Coke Is It -- Once Again
Wall Street's reaction was predictably flat when Coca-Cola released its second-quarter results July 17. Though sales rose 19% from a year earlier, shares of the world's largest beverage seller dropped to $53.17 a share, down 68 cents. The Street's questionable short-term thinking is even more glaring when you consider how far Coke (symbol KO) has come in the past year and how bright its prospects are.
To be fair, profits only inched up, to $1.85 billion, or 80 cents a share, versus $1.84 billion, or 78 cents a share, a year earlier. The 2007 second-quarter earnings per share reflect a five-cent charge for restructuring costs.

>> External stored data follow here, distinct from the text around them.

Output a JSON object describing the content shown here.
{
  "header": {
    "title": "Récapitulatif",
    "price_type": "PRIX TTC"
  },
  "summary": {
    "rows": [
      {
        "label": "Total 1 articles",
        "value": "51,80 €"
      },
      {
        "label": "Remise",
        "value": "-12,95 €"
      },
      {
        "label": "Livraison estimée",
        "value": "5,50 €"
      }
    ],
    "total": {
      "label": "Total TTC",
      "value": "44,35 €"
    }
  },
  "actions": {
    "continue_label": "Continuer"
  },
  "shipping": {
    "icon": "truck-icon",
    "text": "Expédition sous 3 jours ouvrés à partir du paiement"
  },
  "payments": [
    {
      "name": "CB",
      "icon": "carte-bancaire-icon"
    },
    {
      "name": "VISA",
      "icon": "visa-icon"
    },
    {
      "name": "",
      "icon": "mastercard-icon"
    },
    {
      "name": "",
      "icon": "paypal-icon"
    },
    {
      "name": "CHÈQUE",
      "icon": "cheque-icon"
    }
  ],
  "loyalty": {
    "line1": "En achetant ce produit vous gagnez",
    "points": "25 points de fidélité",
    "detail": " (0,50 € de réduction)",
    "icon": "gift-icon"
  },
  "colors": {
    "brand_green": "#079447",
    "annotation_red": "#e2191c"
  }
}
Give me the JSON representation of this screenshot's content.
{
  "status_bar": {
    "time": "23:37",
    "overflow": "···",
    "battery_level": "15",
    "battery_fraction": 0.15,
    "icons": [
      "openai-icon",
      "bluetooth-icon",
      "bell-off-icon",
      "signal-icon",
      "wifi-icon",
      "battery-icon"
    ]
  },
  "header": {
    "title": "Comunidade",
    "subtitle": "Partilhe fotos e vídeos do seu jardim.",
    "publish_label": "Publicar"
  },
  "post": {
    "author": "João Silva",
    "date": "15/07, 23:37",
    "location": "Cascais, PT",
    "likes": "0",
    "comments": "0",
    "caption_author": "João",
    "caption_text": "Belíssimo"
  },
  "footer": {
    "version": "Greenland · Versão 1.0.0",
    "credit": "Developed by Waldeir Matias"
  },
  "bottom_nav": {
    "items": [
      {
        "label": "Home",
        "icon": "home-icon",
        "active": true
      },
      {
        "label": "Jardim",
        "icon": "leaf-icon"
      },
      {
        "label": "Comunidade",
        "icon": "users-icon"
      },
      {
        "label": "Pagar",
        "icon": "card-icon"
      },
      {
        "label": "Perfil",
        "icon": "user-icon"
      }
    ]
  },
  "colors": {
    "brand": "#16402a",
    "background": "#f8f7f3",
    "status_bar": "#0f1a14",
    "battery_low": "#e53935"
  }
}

But look at the progress Coke has made. In late 2004, the stock languished in the high $30s and only recently did it finally surpass the $53 level it reached five years ago. Much credit for the revitalization goes to Neville Isdell, who had retired from Coke after working 40 years all over the world and was offered the top job in 2004 when the company's board of directors, frustrated by other CEOs' failures, came knocking on his door in Barbados. Isdell, an Irishman who originally joined Coke in Africa, found a spiritual malaise at the company refocused the business on what it does best: selling carbonated sugar (and sugar-free) water worldwide.
While growth is expected mainly from the company's non-carbonated beverages, such as fruit juices and sports drinks, 80% of sales is still Coke, Diet Coke, Sprite and the like. Fizzy beverages need extra marketing these days, given the obesity epidemic in the U.S. But if there's one thing Coke knows how to do, it's peddle liquids. Consider that in just eight short years it made Dasani water and flavored water ubiquitous in vending machines. This is true although Dasani is simply municipal water run through a filter and enhanced with trace amounts of minerals that cost less to add than the label on the bottle.
Coke's renewed marketing push has it beating sales estimates in important countries, including Japan and India. And its North American sales should get a boost soon from non-carbonated beverages. Coke recently bought Vitaminwater maker Glaceau, and its strong sales could improve the bottom line later this year.
The long-term looks healthy. Goldman Sachs analyst Judy Hong predicts Coke could beat analysts' earnings estimates over the next several years -- estimates that aren't that shabby. The consensus for 2007 is $2.59 per share, and $2.88 for 2008. That puts Coke sales at a price-to-earnings ratio of 18 for 2008 earnings, far less than its ratio during the glory days of the 1980s and 1990s. It's a cheap price for a sleeping giant that has the best-known brand in the world and sales momentum that may just be taking off.